The Man Who Fell to Earth review: Bowie and Roeg at the height of their powers
In Nicolas Roeg's sci-fi singularity, David Bowie is perfectly cast as a distant alien, unable to properly connect, who sinks into a moneyed, paranoid abyss
Planets apart: David Bowie and Candy Clark in The Man Who Fell To Earth
Film Title: The Man Who Fell to Earth
Director: Nicolas Roeg
Starring: David Bowie, Rip Torn, Candy Clark, Buck Henry, Bernie Casey
Running Time: 138 min
Let us celebrate those holy moments when complementary talents are brought together in professional harmony. Something like that happened when, in 1968, Mick Jagger and Nic Roeg worked together on Performance.

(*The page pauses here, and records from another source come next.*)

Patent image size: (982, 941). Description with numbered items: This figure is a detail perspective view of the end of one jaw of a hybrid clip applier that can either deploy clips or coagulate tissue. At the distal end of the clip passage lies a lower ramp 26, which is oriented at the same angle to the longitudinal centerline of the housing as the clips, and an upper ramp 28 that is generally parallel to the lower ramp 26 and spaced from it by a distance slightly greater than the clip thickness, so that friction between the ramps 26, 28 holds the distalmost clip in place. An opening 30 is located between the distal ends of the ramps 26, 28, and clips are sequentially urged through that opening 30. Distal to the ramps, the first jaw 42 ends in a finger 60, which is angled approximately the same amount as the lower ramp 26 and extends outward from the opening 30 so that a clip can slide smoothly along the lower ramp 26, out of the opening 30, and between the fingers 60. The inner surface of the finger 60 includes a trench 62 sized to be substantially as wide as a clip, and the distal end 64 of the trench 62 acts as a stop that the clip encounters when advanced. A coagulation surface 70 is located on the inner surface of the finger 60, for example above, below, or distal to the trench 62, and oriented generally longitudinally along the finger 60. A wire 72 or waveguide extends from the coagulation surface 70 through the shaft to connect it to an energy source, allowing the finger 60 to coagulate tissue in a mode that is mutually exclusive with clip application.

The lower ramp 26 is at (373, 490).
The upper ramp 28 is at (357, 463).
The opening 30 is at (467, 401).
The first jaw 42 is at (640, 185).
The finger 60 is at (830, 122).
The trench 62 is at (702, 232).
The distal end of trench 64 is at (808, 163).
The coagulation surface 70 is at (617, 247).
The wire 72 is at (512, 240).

The melding of sensibilities was even greater when, eight years later, Roeg signed David Bowie up for an adaptation of Walter Tevis’s The Man Who Fell to Earth.
The singer could hardly have made his enthusiasm for the finished project any clearer. Images from the picture adorn two of his best LPs: Low and Station to Station. Shortly before Bowie’s death, Lazurus, an adaptation of the film featuring the star’s music, opened to acclaim on Broadway. Jerome Newton, the titular alien, was every bit as important in defining the public Bowie as were any of his onstage personae.
Contemporaneous interviews - revealing a cocaine-fuelled paranoid uncomfortable with the very air – confirm why Roeg felt Bowie might be right for the role. Though a limited actor, he excelled at playing the cold, detached outsider who sits on the action like a thumbprint on glass.
In the course of the film, Newton, whose planet is dying from lack of water, accumulates vast wealth and, unable to properly connect, sinks into the class of moneyed paranoia that characterised Howard Hughes’s last years.
Roeg and Bowie cannot be faulted in their creation of a supreme, durable anti-personality. And the film deserves ironic celebration for being so very much of its time: lens flare, incoherent decadence, a sense of utter cultural exhaustion.
For all that, it fits slightly awkwardly into the director’s high period. Coming between Don’t Look Now, a certain masterpiece, and Bad Timing, a perverse triumph, The Man Who Fell to Earth feels half-formed and ill-edited. It’s a magnificent creation but, rambling to unforgivable length, it screams out for greater order. Might Roeg consider a shorter director’s cut?
Still, the film’s influence remains undeniable. Would we have had Jonathan Glazer’s more economic Under the Skin without The Man Who Fell to Earth? It seems unlikely.